Podemos deducir de lo hasta ahora expuesto que por mucho que Wolfson logre perfeccionar sus múltiples dispositivos, y que con ellos logre a veces, puntualmente, parchear su escindido cuerpo, la fórmula de la vacuna no está a su alcance. Wolfson la busca y es capaz de abrir nuevos continentes lingüísticos que permitan puentes de conexión, pero no puede encontrarla, quizá porque sencillamente no la produce.

Pasaremos a continuación a ocuparnos de alguien que sí la produce, alguien que también se ubica en la grieta del lenguaje original y que es también afectado de manera particular por los murmullos, pero que ha podido transformarlos, ubicarlos fuera, observarlos, pulir una a una sus múltiples caras hasta transformarlos para nosotros, –ésta es su misión–, en diamantes literarios: Joyce.

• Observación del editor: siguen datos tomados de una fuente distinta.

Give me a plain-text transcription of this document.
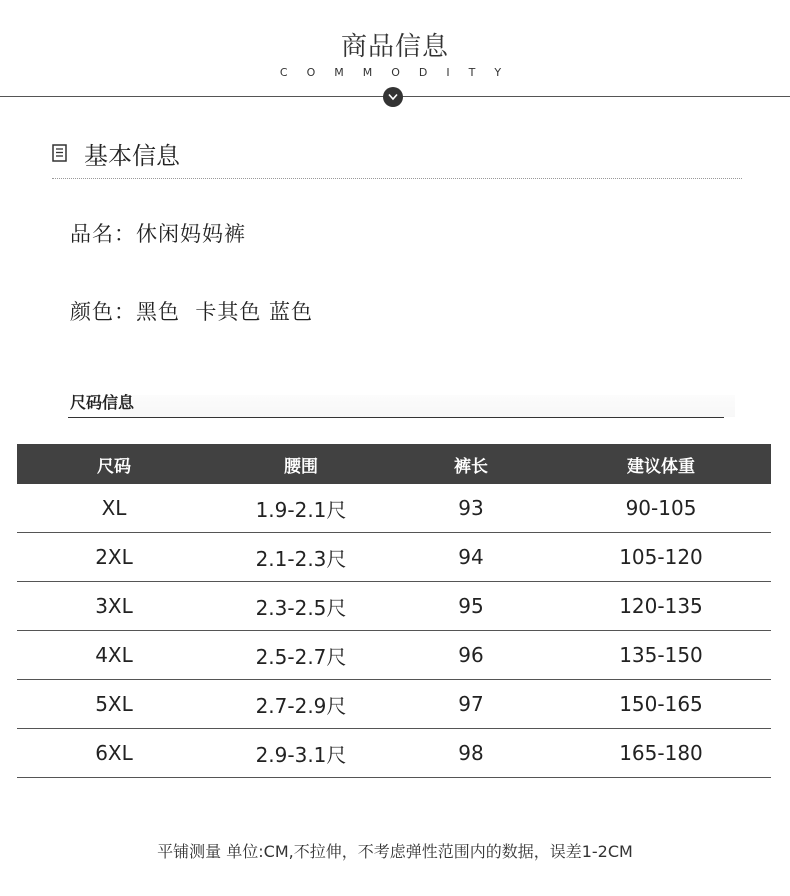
商品信息
COMMODITY
基本信息
品名：休闲妈妈裤
颜色：黑色  卡其色 蓝色
尺码信息
尺码	腰围	裤长	建议体重
XL	1.9-2.1尺	93	90-105
2XL	2.1-2.3尺	94	105-120
3XL	2.3-2.5尺	95	120-135
4XL	2.5-2.7尺	96	135-150
5XL	2.7-2.9尺	97	150-165
6XL	2.9-3.1尺	98	165-180
平铺测量 单位:CM,不拉伸，不考虑弹性范围内的数据，误差1-2CM
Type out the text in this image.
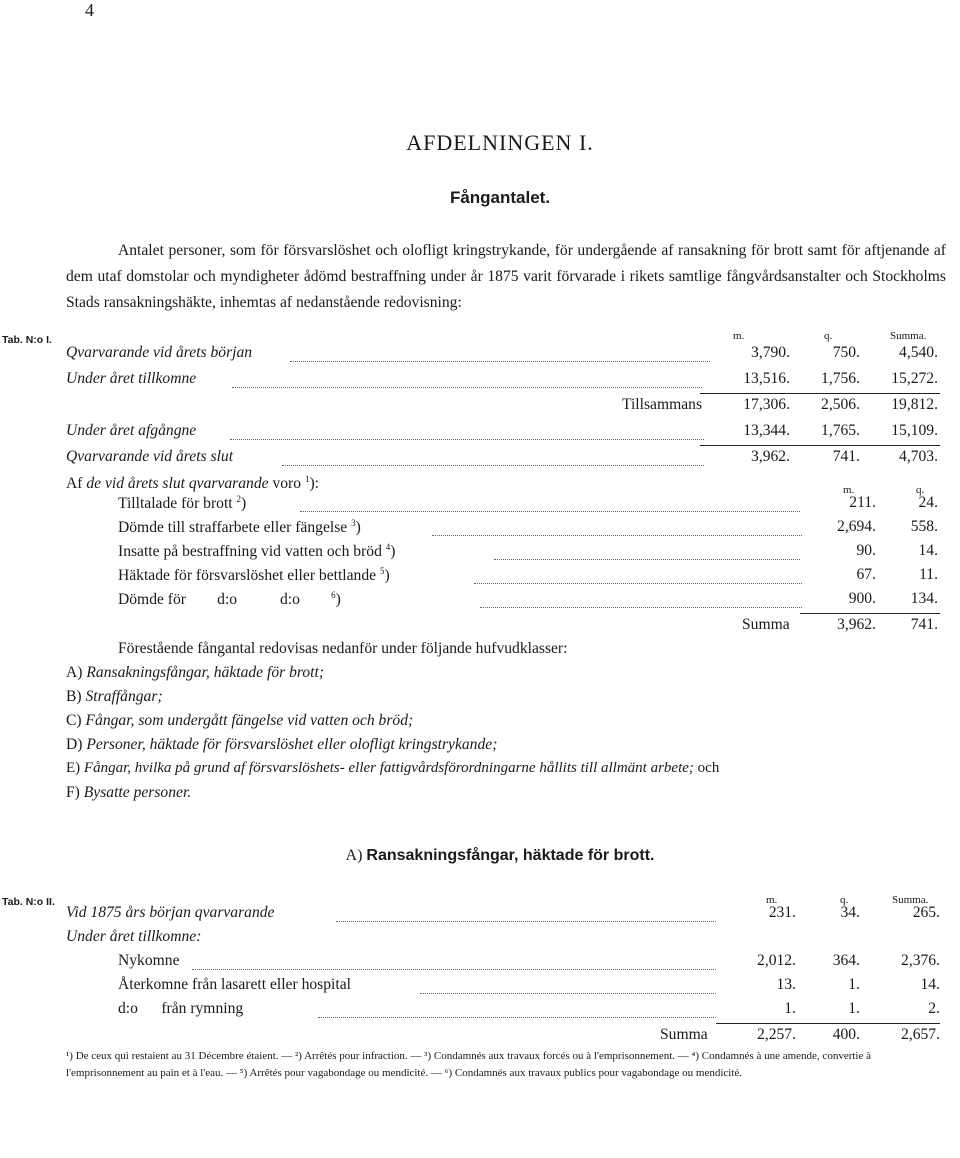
4
AFDELNINGEN I.
Fångantalet.

Antalet personer, som för försvarslöshet och olofligt kringstrykande, för undergående af ransakning för brott samt för aftjenande af dem utaf domstolar och myndigheter ådömd bestraffning under år 1875 varit förvarade i rikets samtlige fångvårdsanstalter och Stockholms Stads ransakningshäkte, inhemtas af nedanstående redovisning:

Tab. N:o I.	m.	q.	Summa.
Qvarvarande vid årets början	3,790.	750.	4,540.
Under året tillkomne	13,516.	1,756.	15,272.
Tillsammans	17,306.	2,506.	19,812.
Under året afgångne	13,344.	1,765.	15,109.
Qvarvarande vid årets slut	3,962.	741.	4,703.
Af de vid årets slut qvarvarande voro $^1$):	m.	q.
Tilltalade för brott $^2$)	211.	24.
Dömde till straffarbete eller fängelse $^3$)	2,694.	558.
Insatte på bestraffning vid vatten och bröd $^4$)	90.	14.
Häktade för försvarslöshet eller bettlande $^5$)	67.	11.
Dömde för        d:o           d:o        $^6$)	900.	134.
Summa	3,962.	741.
Förestående fångantal redovisas nedanför under följande hufvudklasser:
A) Ransakningsfångar, häktade för brott;
B) Straffångar;
C) Fångar, som undergått fängelse vid vatten och bröd;
D) Personer, häktade för försvarslöshet eller olofligt kringstrykande;
E) Fångar, hvilka på grund af försvarslöshets- eller fattigvårdsförordningarne hållits till allmänt arbete; och
F) Bysatte personer.
A) Ransakningsfångar, häktade för brott.
Tab. N:o II.	m.	q.	Summa.
Vid 1875 års början qvarvarande	231.	34.	265.
Under året tillkomne:
Nykomne	2,012.	364.	2,376.
Återkomne från lasarett eller hospital	13.	1.	14.
d:o      från rymning	1.	1.	2.
Summa	2,257.	400.	2,657.
¹) De ceux qui restaient au 31 Décembre étaient. — ²) Arrêtés pour infraction. — ³) Condamnés aux travaux forcés ou à l'emprisonnement. — ⁴) Condamnés à une amende, convertie à l'emprisonnement au pain et à l'eau. — ⁵) Arrêtés pour vagabondage ou mendicité. — ⁶) Condamnés aux travaux publics pour vagabondage ou mendicité.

Partiremos de dos citas extraídas de Retrato del artista adolescente[2]. Dos citas que muestran el abanico en el que Joyce se mueve con respecto a los murmullos. La primera da cuenta de un movimiento exitoso. La segunda, del borde peligroso que amenaza con engullirlo. La primera ilustra el sentimiento omnipotente de dominio al que se va a aferrar Joyce como creador, aquel que adquiere auto-nominándose, el artífice, el que construye un artificio para volar como un pájaro y escapar así a las redes que lo atrapaban o, dicho de otra manera, cuando consigue neutralizar algo del orden de la imposición de la palabra. La segunda muestra la cercanía del revoloteo hiriente de la letra, del picoteo interno al que puede someterle.

Primer fragmento:

“Y se encontró, de pronto, mirando las palabras casuales que a su derecha o a su izquierda surgían, y estúpidamente maravillado de que se hubieran desposeído en silencio de todo sentido actual, de tal modo, que hasta el más insignificante letrero de tienda llegaba a aprisionar su espíritu como si se tratase de las palabras de un ensalmo. (…) Su propia conciencia del lenguaje estaba refluyendo de su cerebro y condensándose en simples palabras que se ponían a enlazarse y desenlazarse con ritmos traviesos.” (p. 200)

 

Segundo fragmento:

Las letras del nombre de Dublín las tenía grabadas en su cerebro, y allí se entrechocaban furiosamente de un lado a otro con una insistencia ruda y monótona. Su alma se estaba tumefactando y cuajándose en una masa sangrienta que se iba hundiendo llena de oscuro terror en un crepúsculo amenazador y sombrío; y, mientras tanto, aquel cuerpo suyo, laxo y deshornado, buscaba con ojos torpes, huérfano, humano y conturbado, un dios bovino en quien poder fijar la mirada.” (p. 124)

Escrito por: Zacarías Marco

[1] WOLFSON, L.: Ma mère, musicienne, est morte de maladie maligne mardi à minuit, mardi à mercredi, au milieu du mois de mai mille977 au mouroir Memorial à Manhattan, Attila, Paris, 2012.

[2] JOYCE, J.: Retrato del artista adolescente, Alianza, Madrid, 1989.